Собрание сочинений. Том 3. Non-fiction - стр. 43
…А «Делон» кормильцевский списан с натуры. Он тогда переводил с итальянского (профессия – технический перевод) в семидесятитысячном уральском городе Ревда. Итальянцы строили завод, Кормильцев переводил и глядел на город глазами его обитателей, глазами итальянцев и еще собственными. Из этих трех взглядов на вполне конкретное существо образовался «Делон». Дети Кормильцева теперь играют в «Алена Делона – французского шпиона», который, само собой, одеколона не пьет.
ДБ: Что предопределило эту мрачную, жутковатую образность «Помпилиуса», не Свердловск ли? Я бывал там – это мрачный город, как почти вся русская провинция…
ИК: Я никогда не ощущал Свердловск провинцией и никогда не чувствовал себя в нем плохо. Он раскрывается не сразу и ключ отдает нелегко. Мой рецепт выживания в нем элементарен: родиться там… и в России тоже: родиться и жить в ней. Пока ты ее чувствуешь своей – можешь вынести все, как только это чувство пропадает, и ты начинаешь ее рассматривать как что-то, существующее вне тебя, – кончено, остается только выезд. Я люблю цитировать своих друзей, и вот Мейнерт, ведущий рок-н-рольных программ Эстонского радио, сказал однажды: «Секрет популярности “Нау” в том, что эта группа никогда не противопоставляла себя обстоятельствам, иначе говоря, не искала причины трагедии где-то вовне». Все набитые тобою шишки на самом деле предопределены твоей личностью, характером – этим можно утешаться: чужие шишки на тебя никогда не свалятся, если ты не будешь уж слишком усердно подставлять под них голову. Все, что с тобой происходит, может произойти с тобой одним, потому, что ты всему причина.
ДБ: Значит, каждый наказывается по делам?
ИК: Наказание – понятие условное, просто каждый поступок вызывает следствие. Надо быть к этому готовым. Тут действуют одни и те же законы, почти физические и общие для всех, потому что с точки зрения биологии все люди одинаковы. Покажите мне хоть одного человека, который ни разу не хотел убить. Говорит, что не хотел? Врет, обязательно хоть раз думал об этом. Я смотрю на человека как на существо биологическое, почти как на животное, и мое настольное чтение сейчас – книги Лоренца по этологии (наука о поведении животных, включая нас. – Прим. автора).
ДБ: Но значит, мы по самой природе своей – эгоисты…

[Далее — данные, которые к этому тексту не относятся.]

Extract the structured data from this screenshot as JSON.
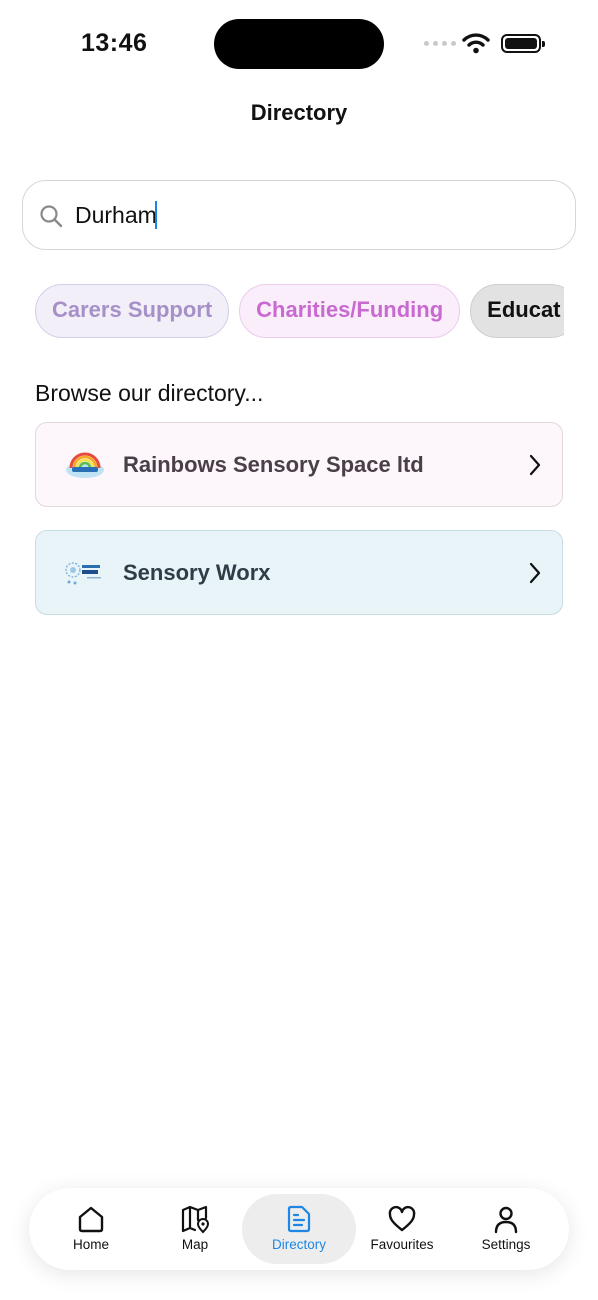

ИК: Зачем придумывать слово «эгоист», когда уже есть слово «человек»? Это просто некорректный термин. Мы ведь и добрые дела совершаем ради себя – или из прямой выгоды, или для очистки совести…

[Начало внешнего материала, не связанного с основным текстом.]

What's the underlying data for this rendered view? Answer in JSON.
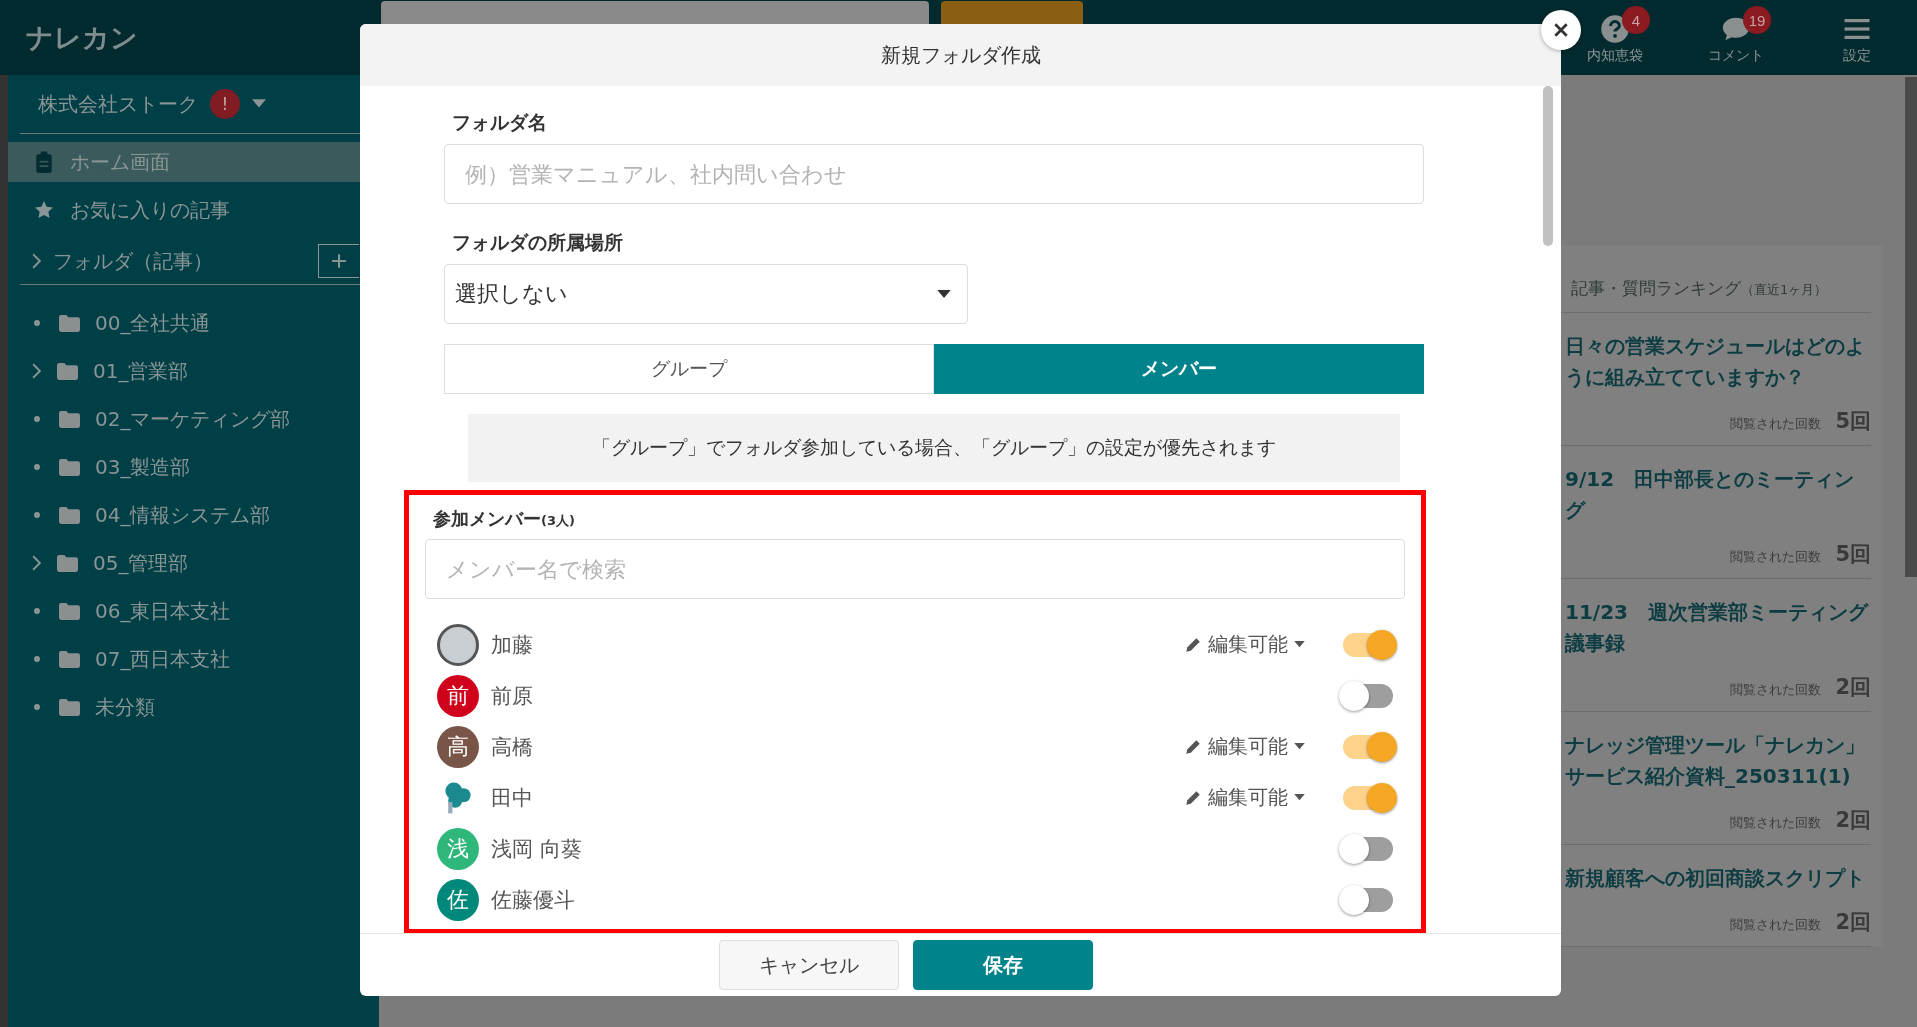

ДБ: Как тогда быть с нравственностью? С религией?
ИК: К религии я отношусь достаточно сложно, особенно сейчас, когда вокруг столько поповщины. Всем этим я старательно переболел в отрочестве и юности. «Нравственность» – тоже неточное слово. Это та часть законов космоса, по которым мы живем, часть, постигнутая нами. Не постигнутого еще больше. Просто это та часть объективных законов, по которым естественно жить в обществе. А значит, и удобно. Поскольку зло вызывает цепочку следствий и чаще всего возвращается к своему носителю – просто удобнее быть добрым, вот и все. Религия предписывает это нормативно, приводя часто к насилию над собой…
ДБ: То, что вы говорите, отчасти перекликается с Ницше…

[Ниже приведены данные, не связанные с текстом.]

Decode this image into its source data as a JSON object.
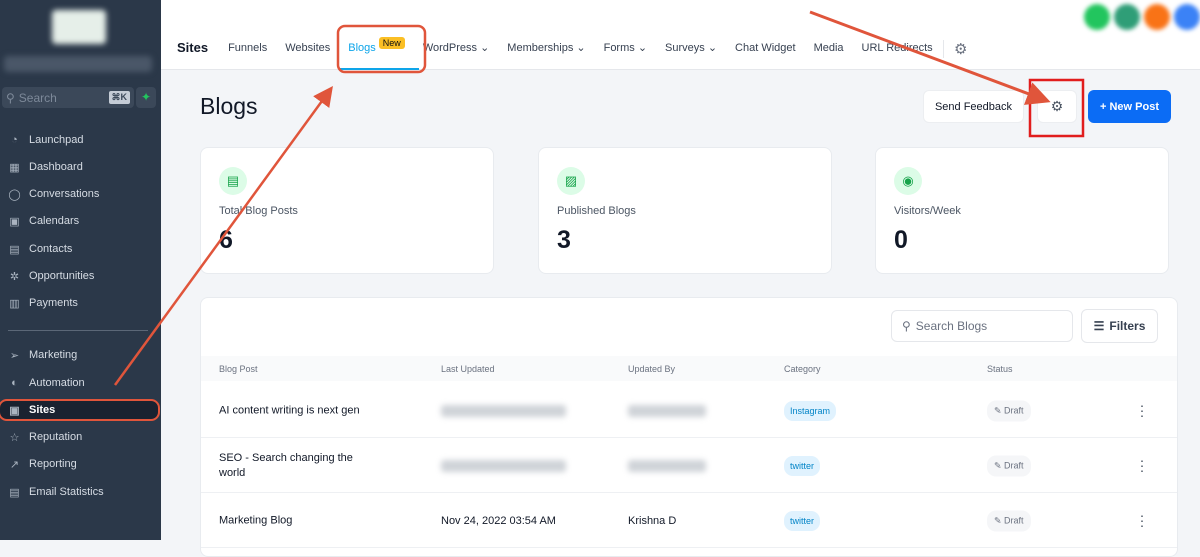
{
  "sidebar": {
    "search_placeholder": "Search",
    "shortcut": "⌘K",
    "items": [
      {
        "label": "Launchpad",
        "icon": "◔"
      },
      {
        "label": "Dashboard",
        "icon": "▦"
      },
      {
        "label": "Conversations",
        "icon": "◯"
      },
      {
        "label": "Calendars",
        "icon": "▣"
      },
      {
        "label": "Contacts",
        "icon": "▤"
      },
      {
        "label": "Opportunities",
        "icon": "✲"
      },
      {
        "label": "Payments",
        "icon": "▥"
      },
      {
        "label": "Marketing",
        "icon": "➢"
      },
      {
        "label": "Automation",
        "icon": "◐"
      },
      {
        "label": "Sites",
        "icon": "▣"
      },
      {
        "label": "Reputation",
        "icon": "☆"
      },
      {
        "label": "Reporting",
        "icon": "↗"
      },
      {
        "label": "Email Statistics",
        "icon": "▤"
      }
    ]
  },
  "topnav": {
    "brand": "Sites",
    "tabs": [
      "Funnels",
      "Websites",
      "Blogs",
      "WordPress ⌄",
      "Memberships ⌄",
      "Forms ⌄",
      "Surveys ⌄",
      "Chat Widget",
      "Media",
      "URL Redirects"
    ],
    "new_badge": "New"
  },
  "page": {
    "title": "Blogs",
    "send_feedback": "Send Feedback",
    "new_post": "+ New Post"
  },
  "stats": [
    {
      "label": "Total Blog Posts",
      "value": "6",
      "icon": "▤"
    },
    {
      "label": "Published Blogs",
      "value": "3",
      "icon": "▨"
    },
    {
      "label": "Visitors/Week",
      "value": "0",
      "icon": "◉"
    }
  ],
  "table": {
    "search_placeholder": "Search Blogs",
    "filters": "Filters",
    "headers": [
      "Blog Post",
      "Last Updated",
      "Updated By",
      "Category",
      "Status"
    ],
    "rows": [
      {
        "title": "AI content writing is next gen",
        "updated": "",
        "by": "",
        "category": "Instagram",
        "status": "Draft"
      },
      {
        "title": "SEO - Search changing the world",
        "updated": "",
        "by": "",
        "category": "twitter",
        "status": "Draft"
      },
      {
        "title": "Marketing Blog",
        "updated": "Nov 24, 2022 03:54 AM",
        "by": "Krishna D",
        "category": "twitter",
        "status": "Draft"
      }
    ]
  },
  "colors": {
    "accent": "#0ea5e9",
    "primary_button": "#0b6cf5",
    "annotation": "#e0553b"
  }
}
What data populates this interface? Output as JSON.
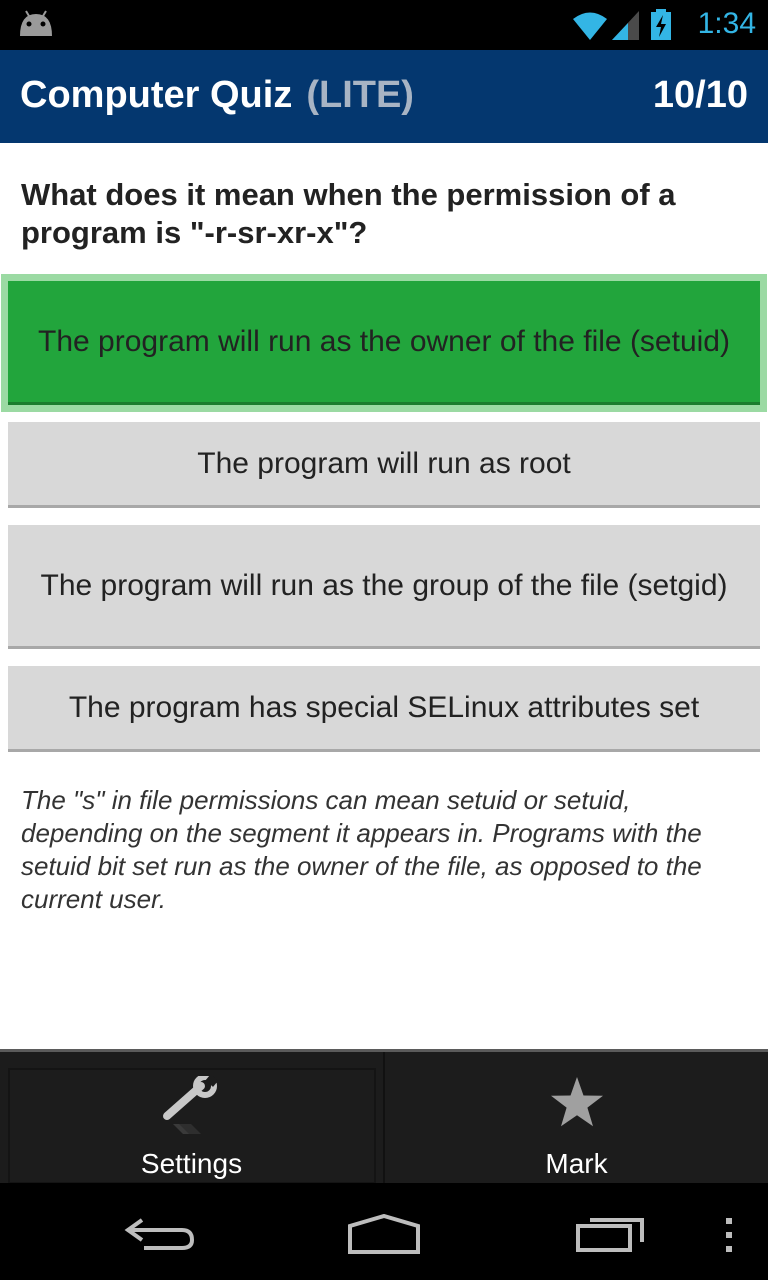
{
  "status_bar": {
    "time": "1:34",
    "icons": [
      "android-icon",
      "wifi-icon",
      "signal-icon",
      "battery-charging-icon"
    ]
  },
  "app_bar": {
    "title": "Computer Quiz",
    "edition": "(LITE)",
    "progress": "10/10",
    "color": "#04376f"
  },
  "question": {
    "text": "What does it mean when the permission of a program is \"-r-sr-xr-x\"?"
  },
  "answers": [
    {
      "label": "The program will run as the owner of the file (setuid)",
      "state": "correct",
      "color": "#22a53c"
    },
    {
      "label": "The program will run as root",
      "state": "default",
      "color": "#d8d8d8"
    },
    {
      "label": "The program will run as the group of the file (setgid)",
      "state": "default",
      "color": "#d8d8d8"
    },
    {
      "label": "The program has special SELinux attributes set",
      "state": "default",
      "color": "#d8d8d8"
    }
  ],
  "explanation": {
    "text": "The \"s\" in file permissions can mean setuid or setuid, depending on the segment it appears in. Programs with the setuid bit set run as the owner of the file, as opposed to the current user."
  },
  "bottom_bar": {
    "settings_label": "Settings",
    "settings_icon": "wrench-icon",
    "mark_label": "Mark",
    "mark_icon": "star-icon"
  },
  "nav_bar": {
    "icons": [
      "back-icon",
      "home-icon",
      "recent-apps-icon",
      "menu-icon"
    ]
  }
}
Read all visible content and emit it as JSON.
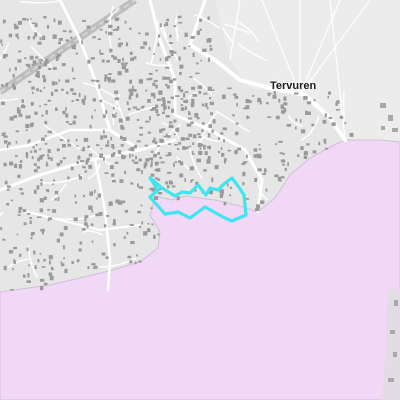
{
  "map": {
    "place_label": "Tervuren",
    "colors": {
      "land": "#e6e6e6",
      "forest": "#f0d8f6",
      "forest_edge": "#cfc0d4",
      "roads": "#ffffff",
      "buildings": "#9a9a9a",
      "railway": "#bdbdbd",
      "route": "#3fe6ee"
    }
  }
}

ИК: Я очень хорошо к нему отношусь, но в России он не понят. Чтобы оценить русские интерпретации Ницше, достаточно взглянуть на усы Максима Горького. Он их отращивал в подражание Ницше, кумиру своей юности (это ему уже на Капри объяснили, что Фридрих был плох). Сравни усы Ницше и усищи Пешкова. Русские тексты Ницше – это набор ложных красивостей. В оригинале это кристальная четкость. Да, он перегибал палку, утверждая, что сострадание только множит страдание, и прочая, и прочая… Сострадание, разумеется, нужно, но лишь в той степени, в которой помогает страдающему встать на ноги и не отчаяться. Ницше можно понять: палку слишком долго перегибали в другом направлении – религия предписывала человеку в определенных ситуациях испытывать определенные чувства, да и вообще во многом диктовала, предписывала, насиловала. С этим я отчасти связываю и общемировой кризис культуры, который, на мой взгляд, продолжается на протяжении всей новой эры. То есть почти сразу после античности.